What is Gemstone Luminescence?
If you’ve ever seen a gem appear to glow, you’ve witnessed gemstone luminescence. This phenomenon occurs when electrons in certain atoms of a crystallized mineral absorb energy and then release it in small amounts over time.
Gemstone luminescence can help gemologists differentiate between certain natural and synthetic gems. However, for gem identification purposes, gemologists usually analyze luminescence in conjunction with other tests.
What’s the Difference Between Fluorescence and Phosphorescence?
If the absorbed energy is released almost immediately, the effect is called fluorescence. If there is a delay in the release of the energy (ranging from seconds to hours), the effect is called phosphorescence.

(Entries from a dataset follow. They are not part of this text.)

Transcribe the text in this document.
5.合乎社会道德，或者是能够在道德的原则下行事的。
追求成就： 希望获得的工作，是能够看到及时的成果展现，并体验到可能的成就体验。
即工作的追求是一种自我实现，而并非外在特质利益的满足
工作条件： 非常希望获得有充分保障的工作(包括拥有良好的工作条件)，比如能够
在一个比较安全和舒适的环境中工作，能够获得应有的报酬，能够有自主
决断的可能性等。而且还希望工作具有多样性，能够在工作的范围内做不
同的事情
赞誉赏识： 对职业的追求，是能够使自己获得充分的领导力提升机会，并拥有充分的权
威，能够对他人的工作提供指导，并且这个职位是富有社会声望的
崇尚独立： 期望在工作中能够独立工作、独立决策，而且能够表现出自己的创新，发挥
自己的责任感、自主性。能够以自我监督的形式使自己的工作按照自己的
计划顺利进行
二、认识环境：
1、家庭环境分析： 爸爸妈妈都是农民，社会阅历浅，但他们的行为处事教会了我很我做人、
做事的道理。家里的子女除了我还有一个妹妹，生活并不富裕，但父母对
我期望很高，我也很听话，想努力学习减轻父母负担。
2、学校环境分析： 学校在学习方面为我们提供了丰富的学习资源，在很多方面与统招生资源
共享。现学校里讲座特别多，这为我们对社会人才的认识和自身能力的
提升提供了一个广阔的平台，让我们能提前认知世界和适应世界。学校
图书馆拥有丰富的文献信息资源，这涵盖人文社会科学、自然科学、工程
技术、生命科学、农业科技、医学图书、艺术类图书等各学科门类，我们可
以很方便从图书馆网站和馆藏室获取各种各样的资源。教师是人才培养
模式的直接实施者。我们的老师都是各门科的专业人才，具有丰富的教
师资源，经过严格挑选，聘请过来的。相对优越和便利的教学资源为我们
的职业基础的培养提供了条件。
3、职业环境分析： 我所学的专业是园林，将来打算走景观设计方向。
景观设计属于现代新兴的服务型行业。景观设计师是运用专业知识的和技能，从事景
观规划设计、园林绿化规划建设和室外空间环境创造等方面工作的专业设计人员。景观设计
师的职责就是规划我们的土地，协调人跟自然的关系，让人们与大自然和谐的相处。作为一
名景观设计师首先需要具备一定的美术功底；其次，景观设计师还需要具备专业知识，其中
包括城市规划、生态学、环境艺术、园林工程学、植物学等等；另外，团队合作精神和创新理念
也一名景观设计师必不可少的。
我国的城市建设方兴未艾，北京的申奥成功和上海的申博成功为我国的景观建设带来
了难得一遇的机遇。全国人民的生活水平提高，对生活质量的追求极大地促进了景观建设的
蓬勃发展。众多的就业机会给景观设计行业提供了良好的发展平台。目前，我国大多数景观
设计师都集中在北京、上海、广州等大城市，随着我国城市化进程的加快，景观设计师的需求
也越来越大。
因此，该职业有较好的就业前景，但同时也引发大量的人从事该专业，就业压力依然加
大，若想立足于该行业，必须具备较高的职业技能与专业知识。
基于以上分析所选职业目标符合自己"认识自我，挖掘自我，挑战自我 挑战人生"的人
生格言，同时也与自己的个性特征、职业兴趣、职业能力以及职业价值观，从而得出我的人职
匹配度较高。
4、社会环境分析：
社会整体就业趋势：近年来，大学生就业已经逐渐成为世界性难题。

What Kind of Energy Causes Luminescence?
X-rays, visible light, and even heat can provide the energy to excite the electrons in minerals. However, gemologists most commonly use ultraviolet light (UV) to trigger gemstone luminescence.
What is Longwave and Shortwave Ultraviolet Light?
There are two kinds of UV light, longwave (LW) and shortwave (SW). LW UV light has a wavelength of 3660 Å (or 366 nm). Fluorescent lamps can generate LW UV light. SW UV light has a wavelength of 2587 Å (or 258.7 nm). Special quartz tubes can generate SW UV light.
Some gemstone minerals display luminescence in LW, some in SW, some in both, and some in neither. In many cases, UV light won’t excite a mineral unless it contains an impurity element that functions as an activator. The element manganese, for example, plays such a role in many minerals. Conversely, the element iron quenches fluorescence in most minerals.